At ribbon-cutting rally, Hogan called it “shining example of public-private partnerships”


Entrepreneur Jake Steinfeld (left) and Gov. Larry Hogan watch students test out the new workout equipment at Newport Mill Middle School.

Joe Zimmermann

Amped up by a pep rally, hundreds of students cheered Tuesday as officials announced the opening of the school’s new fitness center.

Newport Mill Middle School in Kensington was one of three schools in the state selected to receive a $100,000 “DON’T QUIT! Fitness Center,” a program by the National Foundation for Governors’ Fitness Councils.

The Foundation is chaired by Jake Steinfeld, a fitness entrepreneur and founder of the “Body by Jake” brand. It has brought fitness centers to more than 20 states.

In the school’s auditorium Tuesday, Steinfeld said he was overweight and had a stuttering problem when he was in middle school, but found confidence through exercise and hoped other students can, too.

“When you have confidence and self-esteem, you can do anything with your life,” he said. “When you exercise and feel great, you’re less likely to take a drug.
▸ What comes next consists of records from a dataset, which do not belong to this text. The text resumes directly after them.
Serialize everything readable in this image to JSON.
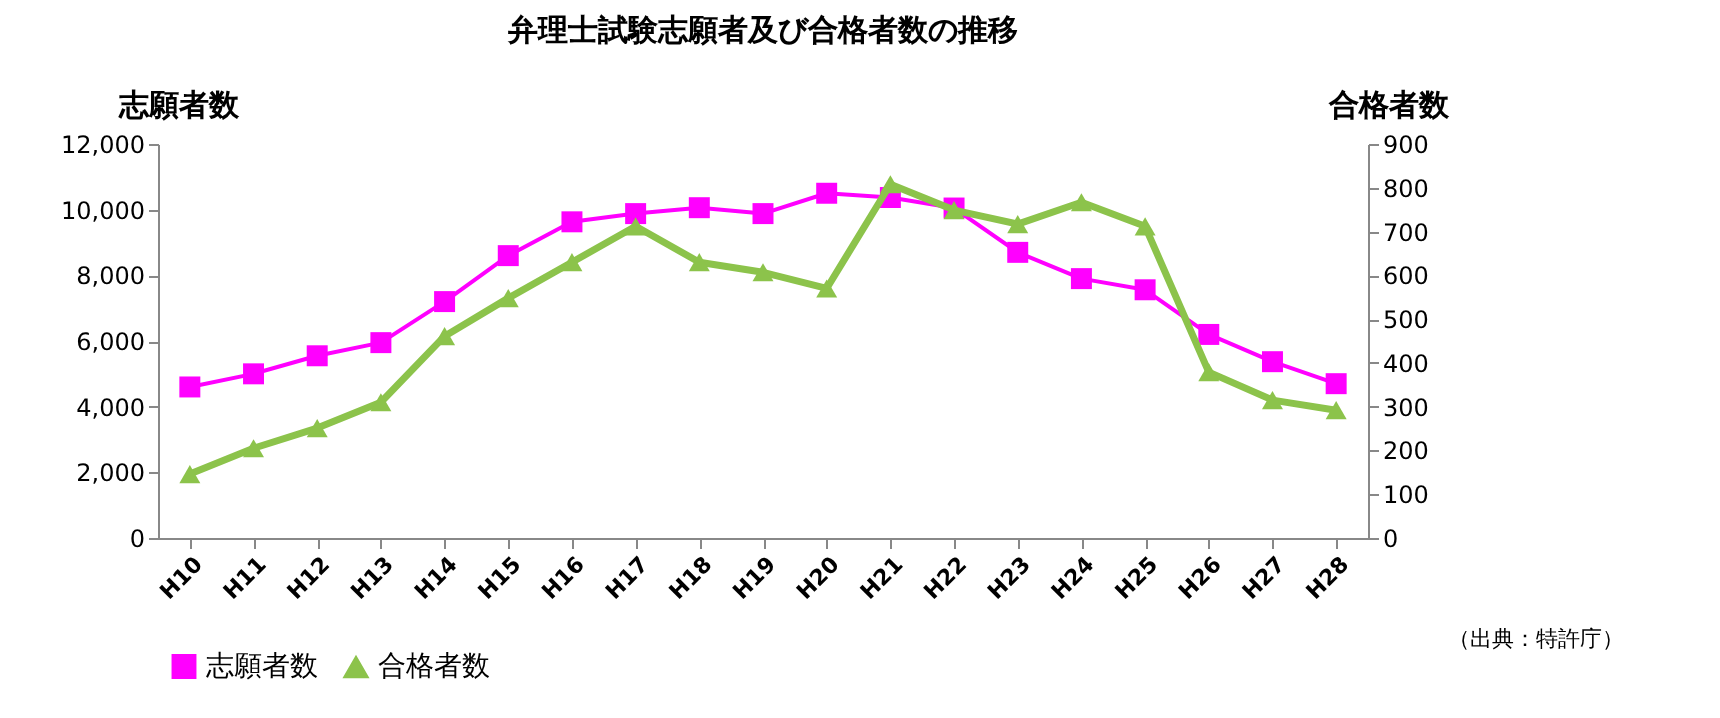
{
  "chart_data": {
    "type": "line",
    "title": "弁理士試験志願者及び合格者数の推移",
    "ylabel": "志願者数",
    "y2label": "合格者数",
    "categories": [
      "H10",
      "H11",
      "H12",
      "H13",
      "H14",
      "H15",
      "H16",
      "H17",
      "H18",
      "H19",
      "H20",
      "H21",
      "H22",
      "H23",
      "H24",
      "H25",
      "H26",
      "H27",
      "H28"
    ],
    "series": [
      {
        "name": "志願者数",
        "color": "#ff00ff",
        "marker": "square",
        "values": [
          4600,
          5000,
          5550,
          5950,
          7200,
          8600,
          9630,
          9880,
          10060,
          9880,
          10500,
          10370,
          10050,
          8700,
          7900,
          7560,
          6200,
          5370,
          4700
        ]
      },
      {
        "name": "合格者数",
        "color": "#8cc34b",
        "marker": "triangle",
        "axis": "y2",
        "values": [
          146,
          205,
          251,
          310,
          461,
          548,
          630,
          712,
          630,
          607,
          570,
          808,
          749,
          717,
          767,
          712,
          379,
          315,
          292
        ]
      }
    ],
    "ylim": [
      0,
      12000
    ],
    "yticks": [
      0,
      {
        "value": 2000,
        "label": "2,000"
      },
      {
        "value": 4000,
        "label": "4,000"
      },
      {
        "value": 6000,
        "label": "6,000"
      },
      {
        "value": 8000,
        "label": "8,000"
      },
      {
        "value": 10000,
        "label": "10,000"
      },
      {
        "value": 12000,
        "label": "12,000"
      }
    ],
    "y2lim": [
      0,
      900
    ],
    "y2ticks": [
      0,
      100,
      200,
      300,
      400,
      500,
      600,
      700,
      800,
      900
    ],
    "grid": false,
    "legend": "bottom",
    "annotations": [
      "（出典：特許庁）"
    ]
  }
}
When you exercise and feel great, you’re less likely to join a gang.”

The workout room features about 30 pieces of equipment for cardio, strength and flexibility training. The school previously had 10 working pieces of outdated equipment.
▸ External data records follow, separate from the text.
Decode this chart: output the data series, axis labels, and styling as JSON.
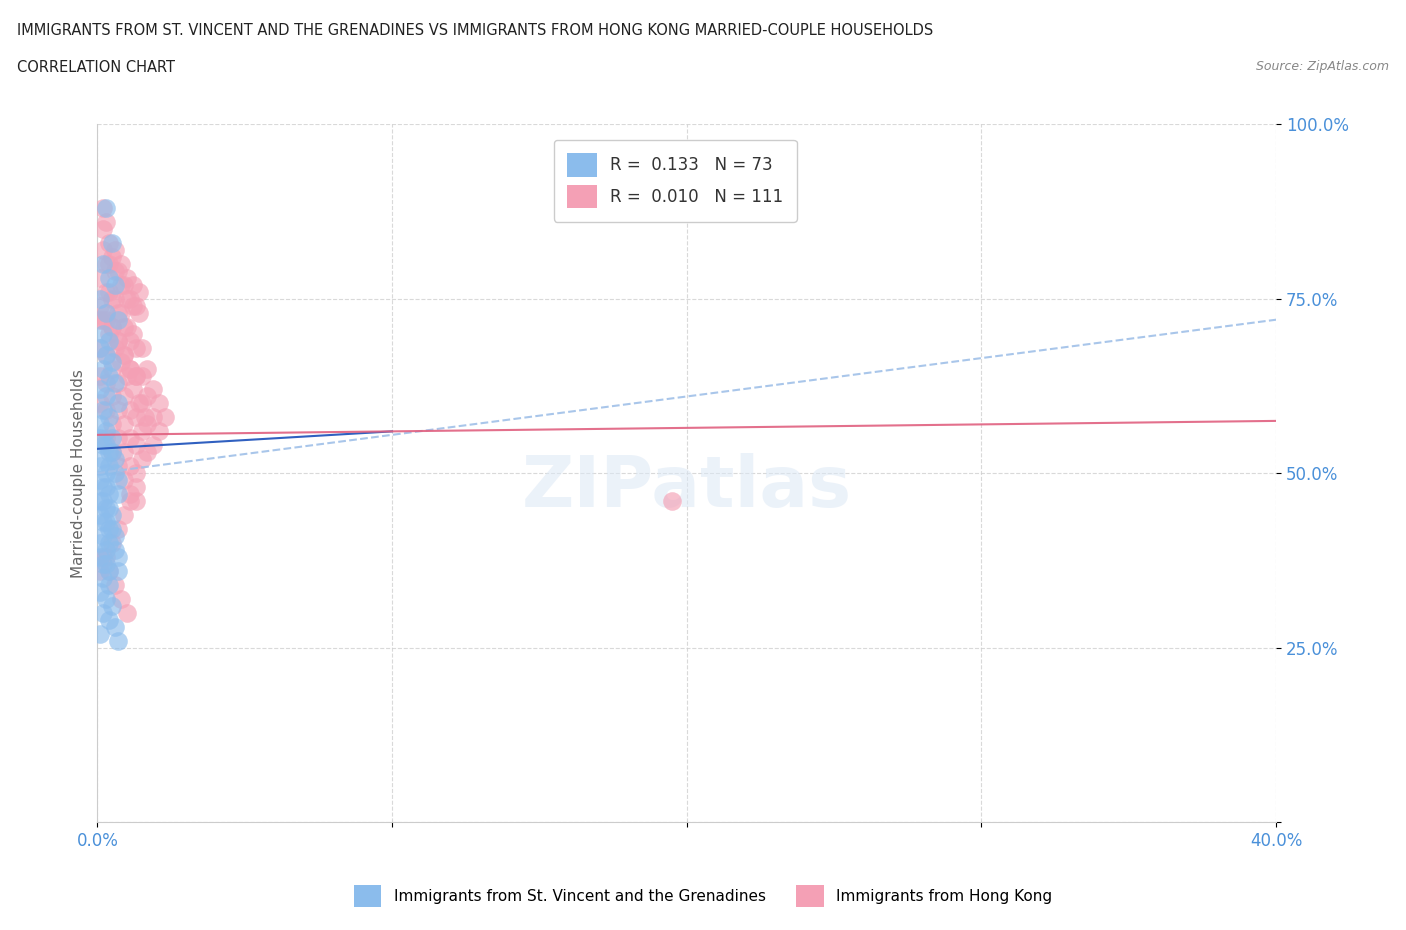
{
  "title_line1": "IMMIGRANTS FROM ST. VINCENT AND THE GRENADINES VS IMMIGRANTS FROM HONG KONG MARRIED-COUPLE HOUSEHOLDS",
  "title_line2": "CORRELATION CHART",
  "source": "Source: ZipAtlas.com",
  "ylabel": "Married-couple Households",
  "xlim": [
    0.0,
    0.4
  ],
  "ylim": [
    0.0,
    1.0
  ],
  "xticks": [
    0.0,
    0.1,
    0.2,
    0.3,
    0.4
  ],
  "xtick_labels": [
    "0.0%",
    "",
    "",
    "",
    "40.0%"
  ],
  "yticks": [
    0.0,
    0.25,
    0.5,
    0.75,
    1.0
  ],
  "ytick_labels": [
    "",
    "25.0%",
    "50.0%",
    "75.0%",
    "100.0%"
  ],
  "blue_color": "#8bbcec",
  "pink_color": "#f4a0b5",
  "blue_R": 0.133,
  "blue_N": 73,
  "pink_R": 0.01,
  "pink_N": 111,
  "legend_label_blue": "Immigrants from St. Vincent and the Grenadines",
  "legend_label_pink": "Immigrants from Hong Kong",
  "watermark": "ZIPatlas",
  "blue_scatter_x": [
    0.003,
    0.005,
    0.002,
    0.004,
    0.006,
    0.001,
    0.003,
    0.007,
    0.002,
    0.004,
    0.001,
    0.003,
    0.005,
    0.002,
    0.004,
    0.006,
    0.001,
    0.003,
    0.007,
    0.002,
    0.004,
    0.001,
    0.003,
    0.005,
    0.002,
    0.004,
    0.006,
    0.001,
    0.003,
    0.007,
    0.002,
    0.004,
    0.001,
    0.003,
    0.005,
    0.002,
    0.004,
    0.006,
    0.001,
    0.003,
    0.007,
    0.002,
    0.004,
    0.001,
    0.003,
    0.005,
    0.002,
    0.004,
    0.006,
    0.001,
    0.003,
    0.007,
    0.002,
    0.004,
    0.001,
    0.003,
    0.005,
    0.002,
    0.004,
    0.006,
    0.001,
    0.003,
    0.007,
    0.002,
    0.004,
    0.001,
    0.003,
    0.005,
    0.002,
    0.004,
    0.006,
    0.001,
    0.007
  ],
  "blue_scatter_y": [
    0.88,
    0.83,
    0.8,
    0.78,
    0.77,
    0.75,
    0.73,
    0.72,
    0.7,
    0.69,
    0.68,
    0.67,
    0.66,
    0.65,
    0.64,
    0.63,
    0.62,
    0.61,
    0.6,
    0.59,
    0.58,
    0.57,
    0.56,
    0.55,
    0.54,
    0.53,
    0.52,
    0.51,
    0.5,
    0.49,
    0.48,
    0.47,
    0.46,
    0.45,
    0.44,
    0.43,
    0.42,
    0.41,
    0.4,
    0.39,
    0.38,
    0.37,
    0.36,
    0.55,
    0.54,
    0.53,
    0.52,
    0.51,
    0.5,
    0.49,
    0.48,
    0.47,
    0.46,
    0.45,
    0.44,
    0.43,
    0.42,
    0.41,
    0.4,
    0.39,
    0.38,
    0.37,
    0.36,
    0.35,
    0.34,
    0.33,
    0.32,
    0.31,
    0.3,
    0.29,
    0.28,
    0.27,
    0.26
  ],
  "pink_scatter_x": [
    0.002,
    0.004,
    0.006,
    0.008,
    0.01,
    0.012,
    0.014,
    0.002,
    0.004,
    0.006,
    0.008,
    0.01,
    0.012,
    0.014,
    0.002,
    0.004,
    0.006,
    0.008,
    0.01,
    0.012,
    0.003,
    0.005,
    0.007,
    0.009,
    0.011,
    0.013,
    0.003,
    0.005,
    0.007,
    0.009,
    0.011,
    0.013,
    0.003,
    0.005,
    0.007,
    0.009,
    0.011,
    0.013,
    0.001,
    0.003,
    0.005,
    0.007,
    0.009,
    0.011,
    0.013,
    0.001,
    0.003,
    0.005,
    0.007,
    0.009,
    0.011,
    0.013,
    0.001,
    0.003,
    0.005,
    0.007,
    0.009,
    0.011,
    0.013,
    0.001,
    0.003,
    0.005,
    0.007,
    0.009,
    0.011,
    0.013,
    0.001,
    0.003,
    0.005,
    0.007,
    0.009,
    0.011,
    0.013,
    0.015,
    0.017,
    0.019,
    0.021,
    0.023,
    0.015,
    0.017,
    0.019,
    0.021,
    0.015,
    0.017,
    0.019,
    0.015,
    0.017,
    0.015,
    0.013,
    0.011,
    0.009,
    0.007,
    0.005,
    0.003,
    0.001,
    0.002,
    0.004,
    0.006,
    0.008,
    0.01,
    0.195,
    0.002,
    0.004,
    0.006,
    0.008,
    0.01,
    0.012,
    0.014,
    0.016,
    0.001,
    0.003
  ],
  "pink_scatter_y": [
    0.88,
    0.83,
    0.82,
    0.8,
    0.78,
    0.77,
    0.76,
    0.85,
    0.8,
    0.79,
    0.77,
    0.75,
    0.74,
    0.73,
    0.82,
    0.76,
    0.75,
    0.73,
    0.71,
    0.7,
    0.86,
    0.81,
    0.79,
    0.77,
    0.75,
    0.74,
    0.8,
    0.75,
    0.73,
    0.71,
    0.69,
    0.68,
    0.76,
    0.71,
    0.69,
    0.67,
    0.65,
    0.64,
    0.78,
    0.73,
    0.71,
    0.69,
    0.67,
    0.65,
    0.64,
    0.72,
    0.67,
    0.65,
    0.63,
    0.61,
    0.59,
    0.58,
    0.68,
    0.63,
    0.61,
    0.59,
    0.57,
    0.55,
    0.54,
    0.64,
    0.59,
    0.57,
    0.55,
    0.53,
    0.51,
    0.5,
    0.6,
    0.55,
    0.53,
    0.51,
    0.49,
    0.47,
    0.46,
    0.68,
    0.65,
    0.62,
    0.6,
    0.58,
    0.64,
    0.61,
    0.58,
    0.56,
    0.6,
    0.57,
    0.54,
    0.56,
    0.53,
    0.52,
    0.48,
    0.46,
    0.44,
    0.42,
    0.4,
    0.38,
    0.36,
    0.38,
    0.36,
    0.34,
    0.32,
    0.3,
    0.46,
    0.72,
    0.7,
    0.68,
    0.66,
    0.64,
    0.62,
    0.6,
    0.58,
    0.74,
    0.72
  ],
  "blue_trendline_x": [
    0.0,
    0.4
  ],
  "blue_trendline_y": [
    0.5,
    0.72
  ],
  "pink_trendline_x": [
    0.0,
    0.4
  ],
  "pink_trendline_y": [
    0.555,
    0.575
  ]
}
Gov. Larry Hogan, who attended the event with other state officials, said the new center would help promote health lifestyles “for the next generation of Marylanders.”
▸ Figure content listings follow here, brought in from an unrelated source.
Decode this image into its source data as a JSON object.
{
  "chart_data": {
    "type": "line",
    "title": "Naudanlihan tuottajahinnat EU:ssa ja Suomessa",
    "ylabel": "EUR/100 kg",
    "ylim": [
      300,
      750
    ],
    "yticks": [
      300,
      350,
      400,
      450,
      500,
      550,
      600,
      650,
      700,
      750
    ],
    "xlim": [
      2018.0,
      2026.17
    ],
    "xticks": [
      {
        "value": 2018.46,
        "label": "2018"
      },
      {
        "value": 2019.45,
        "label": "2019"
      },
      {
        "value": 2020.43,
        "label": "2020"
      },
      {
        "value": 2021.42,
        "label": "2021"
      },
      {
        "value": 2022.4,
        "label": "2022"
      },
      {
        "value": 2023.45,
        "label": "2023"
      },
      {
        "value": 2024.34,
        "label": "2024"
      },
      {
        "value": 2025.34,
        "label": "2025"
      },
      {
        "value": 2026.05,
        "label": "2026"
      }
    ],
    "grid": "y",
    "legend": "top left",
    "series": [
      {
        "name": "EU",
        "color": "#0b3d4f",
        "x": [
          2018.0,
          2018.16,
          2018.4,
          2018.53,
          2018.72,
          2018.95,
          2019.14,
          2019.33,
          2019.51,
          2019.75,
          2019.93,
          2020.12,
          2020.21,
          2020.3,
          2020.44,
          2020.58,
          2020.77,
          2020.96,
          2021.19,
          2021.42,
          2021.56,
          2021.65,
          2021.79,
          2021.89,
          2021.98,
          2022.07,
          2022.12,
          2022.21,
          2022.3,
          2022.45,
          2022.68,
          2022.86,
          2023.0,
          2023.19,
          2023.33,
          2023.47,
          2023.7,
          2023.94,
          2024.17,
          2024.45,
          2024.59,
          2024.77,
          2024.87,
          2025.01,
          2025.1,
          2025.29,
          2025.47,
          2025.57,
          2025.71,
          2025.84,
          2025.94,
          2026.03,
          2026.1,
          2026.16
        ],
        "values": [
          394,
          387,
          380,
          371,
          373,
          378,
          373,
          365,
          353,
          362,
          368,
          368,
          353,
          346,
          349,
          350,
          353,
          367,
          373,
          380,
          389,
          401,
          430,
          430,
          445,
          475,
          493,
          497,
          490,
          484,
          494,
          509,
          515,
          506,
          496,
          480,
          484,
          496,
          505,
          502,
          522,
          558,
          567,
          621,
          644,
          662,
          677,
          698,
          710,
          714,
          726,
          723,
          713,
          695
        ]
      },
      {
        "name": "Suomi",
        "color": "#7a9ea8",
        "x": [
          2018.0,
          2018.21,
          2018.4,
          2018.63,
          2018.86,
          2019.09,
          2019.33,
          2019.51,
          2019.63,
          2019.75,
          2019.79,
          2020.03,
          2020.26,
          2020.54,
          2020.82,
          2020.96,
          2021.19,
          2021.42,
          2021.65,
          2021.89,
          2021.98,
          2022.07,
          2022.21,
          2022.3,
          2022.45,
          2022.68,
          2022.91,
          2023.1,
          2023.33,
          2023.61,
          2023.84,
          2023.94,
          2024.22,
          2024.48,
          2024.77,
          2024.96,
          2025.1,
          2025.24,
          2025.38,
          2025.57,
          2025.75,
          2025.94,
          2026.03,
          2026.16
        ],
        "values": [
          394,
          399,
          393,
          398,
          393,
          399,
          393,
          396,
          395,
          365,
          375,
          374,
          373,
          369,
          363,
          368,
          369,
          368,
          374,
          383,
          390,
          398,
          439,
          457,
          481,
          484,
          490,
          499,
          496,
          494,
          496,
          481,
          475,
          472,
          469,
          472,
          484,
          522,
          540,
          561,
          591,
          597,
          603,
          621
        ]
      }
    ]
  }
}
“Education is and always will be our top priority, and we’re working hard to make sure that every single child in Maryland has access to a world-class education, no matter what neighborhood they grow up in,” he said. “As Mr. Jake said, if you’re physically active and you’re healthy, then you’re more likely to be engaged and you’re going to do better in the classroom.”

After the pep rally, students and officials, including Principal Panagiota Tsonis, cut the ribbon for the facility and toured the room as a group of students cycled through the machines.

Hogan also praised the Fitness Councils’ work with companies. Partnerships with private companies like Nike and Wheels Up pay for the fitness centers, according to a press release.

“This program is the shining example of public-private partnerships that can change our schools and our communities for the better,” Hogan said.